A humanitarian catastrophe is reaching a breaking point in Sudan as the nation enters its fourth year of brutal civil war. According to a harrowing new assessment released Thursday by the Integrated Food Security Phase Classification (IPC), more than 40% of the population—nearly 19.5 million people—is now experiencing high levels of acute food insecurity.
The report paints a grim picture of a nation hollowed out by conflict, detailing that 135,000 people have already plummeted into Phase 5, the highest level on the IPC scale. This category is defined by extreme food gaps, starvation, and a surge in deaths linked to acute malnutrition and disease.
The most vulnerable victims of the gridlock between the Sudanese army and the paramilitary Rapid Support Forces (RSF) are children. The IPC warns that by late 2026, an estimated 825,000 children under the age of five will suffer from severe acute malnutrition. This represents a staggering 25% increase from prewar levels.
While approximately 98,500 children received life-saving treatment between January and March, humanitarian access remains a critical bottleneck. Aid agencies warn that without a cessation of hostilities, the upcoming “lean season” between June and September will likely see these numbers skyrocket as local food stocks disappear.
While the IPC stated that no single area is currently classified as being in a full-scale famine, the margin for error has vanished. Fourteen specific zones across North Darfur, South Darfur, and South Kordofan are officially “at risk of famine.”
“Conditions are expected to deteriorate further,” the IPC statement read, citing the lethal combination of intensified fighting, declining healthcare, and the continued displacement of nearly 13 million people. The report notes that famine was already confirmed last year in the regional hubs of el-Fasher and Kadugli, suggesting that the current “at risk” status is a fragile distinction.
The crisis is being compounded by external geopolitical pressures. Sudanese farmers, already struggling to plant crops amidst active minefields and displacement, are now facing an “expensive and impossible” planting season.

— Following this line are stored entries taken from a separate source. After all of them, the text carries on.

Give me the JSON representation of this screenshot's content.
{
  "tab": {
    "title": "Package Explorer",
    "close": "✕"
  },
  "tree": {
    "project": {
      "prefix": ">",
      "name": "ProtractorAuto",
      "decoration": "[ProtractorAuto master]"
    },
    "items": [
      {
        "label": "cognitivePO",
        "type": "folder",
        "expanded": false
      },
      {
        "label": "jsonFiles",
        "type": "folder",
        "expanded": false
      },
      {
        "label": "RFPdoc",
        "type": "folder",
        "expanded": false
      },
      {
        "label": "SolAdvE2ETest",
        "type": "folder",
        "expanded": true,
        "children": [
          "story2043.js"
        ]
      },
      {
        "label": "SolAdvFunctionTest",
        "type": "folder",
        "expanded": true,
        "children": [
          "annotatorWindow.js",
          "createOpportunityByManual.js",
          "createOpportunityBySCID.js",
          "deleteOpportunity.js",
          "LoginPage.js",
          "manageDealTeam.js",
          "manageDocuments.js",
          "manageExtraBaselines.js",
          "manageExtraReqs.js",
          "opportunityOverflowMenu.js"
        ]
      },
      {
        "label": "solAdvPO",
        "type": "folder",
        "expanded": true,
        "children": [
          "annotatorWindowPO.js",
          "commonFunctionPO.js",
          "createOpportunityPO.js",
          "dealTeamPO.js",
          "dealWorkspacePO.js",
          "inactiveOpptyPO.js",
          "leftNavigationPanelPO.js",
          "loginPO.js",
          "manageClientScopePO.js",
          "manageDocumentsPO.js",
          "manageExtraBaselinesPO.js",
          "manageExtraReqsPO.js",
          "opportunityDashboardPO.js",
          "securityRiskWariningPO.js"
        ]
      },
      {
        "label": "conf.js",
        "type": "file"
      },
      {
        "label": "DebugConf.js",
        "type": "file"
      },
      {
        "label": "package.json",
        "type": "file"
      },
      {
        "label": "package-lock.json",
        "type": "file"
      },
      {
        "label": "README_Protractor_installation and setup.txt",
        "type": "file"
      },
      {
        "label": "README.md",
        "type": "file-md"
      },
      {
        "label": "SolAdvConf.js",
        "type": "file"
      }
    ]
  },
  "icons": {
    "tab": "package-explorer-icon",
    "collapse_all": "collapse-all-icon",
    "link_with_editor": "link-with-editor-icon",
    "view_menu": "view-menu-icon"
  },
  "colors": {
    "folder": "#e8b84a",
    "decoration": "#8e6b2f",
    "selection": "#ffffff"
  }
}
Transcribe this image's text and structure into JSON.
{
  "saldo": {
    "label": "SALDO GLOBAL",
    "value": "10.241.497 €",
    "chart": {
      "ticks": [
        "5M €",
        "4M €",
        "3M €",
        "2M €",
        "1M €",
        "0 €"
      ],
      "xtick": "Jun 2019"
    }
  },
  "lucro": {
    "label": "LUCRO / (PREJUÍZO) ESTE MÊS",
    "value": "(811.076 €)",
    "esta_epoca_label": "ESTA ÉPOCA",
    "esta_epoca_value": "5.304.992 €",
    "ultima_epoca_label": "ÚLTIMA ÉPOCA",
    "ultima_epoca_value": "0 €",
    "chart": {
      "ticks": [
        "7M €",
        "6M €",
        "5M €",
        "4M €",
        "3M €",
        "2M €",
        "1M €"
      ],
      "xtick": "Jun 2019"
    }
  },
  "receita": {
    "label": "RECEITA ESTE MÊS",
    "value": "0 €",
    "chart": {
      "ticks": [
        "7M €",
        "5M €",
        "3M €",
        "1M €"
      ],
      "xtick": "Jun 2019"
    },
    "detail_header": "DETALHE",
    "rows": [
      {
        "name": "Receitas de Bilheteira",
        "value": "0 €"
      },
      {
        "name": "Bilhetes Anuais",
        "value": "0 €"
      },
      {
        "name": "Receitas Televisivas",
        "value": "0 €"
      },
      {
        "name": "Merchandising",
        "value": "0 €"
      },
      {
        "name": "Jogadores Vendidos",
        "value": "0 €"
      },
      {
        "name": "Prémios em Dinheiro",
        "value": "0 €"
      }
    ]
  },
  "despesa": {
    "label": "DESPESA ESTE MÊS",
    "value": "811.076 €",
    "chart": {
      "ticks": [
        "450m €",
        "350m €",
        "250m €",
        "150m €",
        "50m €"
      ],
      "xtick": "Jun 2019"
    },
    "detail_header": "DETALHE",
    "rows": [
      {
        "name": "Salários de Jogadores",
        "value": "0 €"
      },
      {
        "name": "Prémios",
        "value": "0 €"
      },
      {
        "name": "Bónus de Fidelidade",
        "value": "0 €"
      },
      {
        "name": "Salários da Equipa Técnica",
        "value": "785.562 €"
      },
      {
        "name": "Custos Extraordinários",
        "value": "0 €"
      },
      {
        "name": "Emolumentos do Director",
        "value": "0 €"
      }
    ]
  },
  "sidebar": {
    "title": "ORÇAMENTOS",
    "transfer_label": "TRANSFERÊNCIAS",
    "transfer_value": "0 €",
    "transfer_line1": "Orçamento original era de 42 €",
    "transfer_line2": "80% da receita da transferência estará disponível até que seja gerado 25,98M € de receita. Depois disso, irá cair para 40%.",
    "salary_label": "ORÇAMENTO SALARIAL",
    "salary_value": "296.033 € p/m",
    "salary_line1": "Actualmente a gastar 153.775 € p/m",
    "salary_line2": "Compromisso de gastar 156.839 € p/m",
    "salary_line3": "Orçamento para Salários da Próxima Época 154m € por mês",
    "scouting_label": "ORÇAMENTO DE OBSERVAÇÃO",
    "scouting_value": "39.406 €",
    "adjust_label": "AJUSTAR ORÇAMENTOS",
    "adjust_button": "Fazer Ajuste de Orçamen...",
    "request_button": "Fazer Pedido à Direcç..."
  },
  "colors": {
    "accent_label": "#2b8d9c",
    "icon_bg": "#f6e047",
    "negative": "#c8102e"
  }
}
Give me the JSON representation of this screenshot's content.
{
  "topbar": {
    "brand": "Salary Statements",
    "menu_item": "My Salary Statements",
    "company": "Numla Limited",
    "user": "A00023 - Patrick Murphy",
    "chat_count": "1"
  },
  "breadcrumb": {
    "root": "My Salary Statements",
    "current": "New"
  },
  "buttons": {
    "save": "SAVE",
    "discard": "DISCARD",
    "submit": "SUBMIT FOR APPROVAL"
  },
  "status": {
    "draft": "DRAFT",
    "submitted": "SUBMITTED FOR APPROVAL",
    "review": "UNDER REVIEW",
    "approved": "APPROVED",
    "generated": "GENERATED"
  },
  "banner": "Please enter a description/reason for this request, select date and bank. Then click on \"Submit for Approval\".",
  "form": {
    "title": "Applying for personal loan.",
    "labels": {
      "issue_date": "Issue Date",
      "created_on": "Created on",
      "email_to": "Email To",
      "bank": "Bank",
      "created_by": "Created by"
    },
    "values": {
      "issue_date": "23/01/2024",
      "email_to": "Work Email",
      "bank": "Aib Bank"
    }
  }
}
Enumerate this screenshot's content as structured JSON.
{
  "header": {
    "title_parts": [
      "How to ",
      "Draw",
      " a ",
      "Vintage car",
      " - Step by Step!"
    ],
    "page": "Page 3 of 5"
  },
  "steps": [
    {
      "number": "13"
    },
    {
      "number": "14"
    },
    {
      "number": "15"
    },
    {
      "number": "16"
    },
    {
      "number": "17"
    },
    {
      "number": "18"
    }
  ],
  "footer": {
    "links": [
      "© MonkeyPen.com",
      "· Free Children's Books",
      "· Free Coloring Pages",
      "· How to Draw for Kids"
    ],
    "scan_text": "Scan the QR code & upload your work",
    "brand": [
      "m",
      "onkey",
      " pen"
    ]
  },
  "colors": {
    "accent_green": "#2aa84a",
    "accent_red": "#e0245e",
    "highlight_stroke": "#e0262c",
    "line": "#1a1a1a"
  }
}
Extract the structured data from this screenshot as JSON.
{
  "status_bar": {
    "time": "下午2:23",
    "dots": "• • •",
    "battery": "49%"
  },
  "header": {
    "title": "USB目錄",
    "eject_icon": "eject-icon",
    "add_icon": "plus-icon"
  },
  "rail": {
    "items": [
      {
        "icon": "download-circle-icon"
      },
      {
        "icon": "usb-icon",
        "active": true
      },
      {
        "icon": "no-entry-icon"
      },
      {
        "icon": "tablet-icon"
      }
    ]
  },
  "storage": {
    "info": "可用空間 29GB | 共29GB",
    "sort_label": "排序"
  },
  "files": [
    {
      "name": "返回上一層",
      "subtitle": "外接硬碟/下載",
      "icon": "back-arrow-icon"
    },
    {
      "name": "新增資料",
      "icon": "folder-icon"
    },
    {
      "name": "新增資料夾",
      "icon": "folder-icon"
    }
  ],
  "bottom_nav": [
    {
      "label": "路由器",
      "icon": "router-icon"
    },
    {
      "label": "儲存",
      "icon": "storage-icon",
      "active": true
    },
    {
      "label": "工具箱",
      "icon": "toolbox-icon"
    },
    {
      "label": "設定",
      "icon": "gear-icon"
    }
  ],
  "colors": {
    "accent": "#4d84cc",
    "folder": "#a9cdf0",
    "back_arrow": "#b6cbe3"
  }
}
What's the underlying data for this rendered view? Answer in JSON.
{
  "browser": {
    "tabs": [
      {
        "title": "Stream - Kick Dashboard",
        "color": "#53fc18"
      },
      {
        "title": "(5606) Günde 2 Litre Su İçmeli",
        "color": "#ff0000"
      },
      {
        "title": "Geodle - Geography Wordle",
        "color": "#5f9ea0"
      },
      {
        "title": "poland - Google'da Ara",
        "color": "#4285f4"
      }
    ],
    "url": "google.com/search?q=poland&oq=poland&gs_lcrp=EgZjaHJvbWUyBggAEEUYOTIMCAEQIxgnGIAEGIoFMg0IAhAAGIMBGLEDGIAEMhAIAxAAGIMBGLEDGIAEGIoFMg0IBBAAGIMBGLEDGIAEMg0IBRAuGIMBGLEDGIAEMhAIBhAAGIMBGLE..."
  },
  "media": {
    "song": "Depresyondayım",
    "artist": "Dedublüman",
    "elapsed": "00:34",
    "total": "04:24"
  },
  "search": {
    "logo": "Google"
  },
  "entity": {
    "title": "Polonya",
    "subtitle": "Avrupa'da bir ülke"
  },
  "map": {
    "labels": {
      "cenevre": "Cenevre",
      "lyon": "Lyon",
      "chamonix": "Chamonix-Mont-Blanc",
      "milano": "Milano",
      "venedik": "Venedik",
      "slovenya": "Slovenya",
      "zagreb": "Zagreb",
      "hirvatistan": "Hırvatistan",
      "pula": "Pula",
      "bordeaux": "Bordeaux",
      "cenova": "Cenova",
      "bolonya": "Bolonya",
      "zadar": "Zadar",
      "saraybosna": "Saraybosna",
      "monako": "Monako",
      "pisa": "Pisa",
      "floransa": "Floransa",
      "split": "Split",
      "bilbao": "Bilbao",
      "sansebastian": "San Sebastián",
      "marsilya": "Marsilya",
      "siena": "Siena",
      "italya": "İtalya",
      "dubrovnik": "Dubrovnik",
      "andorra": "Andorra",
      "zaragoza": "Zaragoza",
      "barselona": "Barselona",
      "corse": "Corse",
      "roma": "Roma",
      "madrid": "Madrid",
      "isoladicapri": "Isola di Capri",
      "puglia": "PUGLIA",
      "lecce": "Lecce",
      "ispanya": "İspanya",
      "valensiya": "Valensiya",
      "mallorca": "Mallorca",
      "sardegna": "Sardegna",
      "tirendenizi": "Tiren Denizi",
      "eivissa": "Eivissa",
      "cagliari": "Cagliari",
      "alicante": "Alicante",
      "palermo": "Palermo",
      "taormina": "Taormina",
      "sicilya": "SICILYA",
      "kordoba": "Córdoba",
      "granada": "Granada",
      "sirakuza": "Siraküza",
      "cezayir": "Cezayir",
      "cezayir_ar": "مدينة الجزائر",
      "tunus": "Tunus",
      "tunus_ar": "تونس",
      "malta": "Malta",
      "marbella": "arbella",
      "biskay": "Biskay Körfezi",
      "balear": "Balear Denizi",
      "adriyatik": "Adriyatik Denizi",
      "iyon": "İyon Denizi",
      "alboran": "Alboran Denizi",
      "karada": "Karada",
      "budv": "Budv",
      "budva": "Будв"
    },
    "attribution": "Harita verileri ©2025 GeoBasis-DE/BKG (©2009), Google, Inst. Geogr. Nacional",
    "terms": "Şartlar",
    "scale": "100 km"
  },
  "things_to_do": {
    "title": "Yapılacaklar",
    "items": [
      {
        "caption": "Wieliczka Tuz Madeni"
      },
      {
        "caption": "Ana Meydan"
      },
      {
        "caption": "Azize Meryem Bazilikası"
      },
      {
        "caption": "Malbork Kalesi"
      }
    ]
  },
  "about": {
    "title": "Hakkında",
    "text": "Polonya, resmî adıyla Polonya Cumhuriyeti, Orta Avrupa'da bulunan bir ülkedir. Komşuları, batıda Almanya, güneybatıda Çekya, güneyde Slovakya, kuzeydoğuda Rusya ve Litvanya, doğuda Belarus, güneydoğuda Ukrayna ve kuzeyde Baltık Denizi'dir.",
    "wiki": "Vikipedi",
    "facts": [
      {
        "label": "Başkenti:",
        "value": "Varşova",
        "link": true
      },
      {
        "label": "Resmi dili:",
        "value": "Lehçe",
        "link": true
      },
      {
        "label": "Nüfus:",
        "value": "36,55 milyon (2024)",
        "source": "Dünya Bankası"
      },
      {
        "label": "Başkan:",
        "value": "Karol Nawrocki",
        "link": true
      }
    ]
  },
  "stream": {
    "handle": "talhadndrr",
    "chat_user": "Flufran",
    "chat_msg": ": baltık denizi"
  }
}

The conflict in the Middle East has throttled supply chains through the Strait of Hormuz, a vital artery for Sudan’s agricultural inputs. Over half of the country’s imported fertilizer is currently stranded on commercial ships. Consequently, fuel prices for irrigation pumps and tractors have surged by 30%, making it financially unviable for many to farm.
Since the war ignited in April 2023, at least 59,000 people have been killed. Today, with over 30 million people in need of assistance, Sudan stands as the site of one of the world’s largest—and most underfunded—humanitarian disasters. Without an immediate surge in international aid and a diplomatic breakthrough, the “breadbasket of Africa” faces a future defined not by harvest, but by hunger.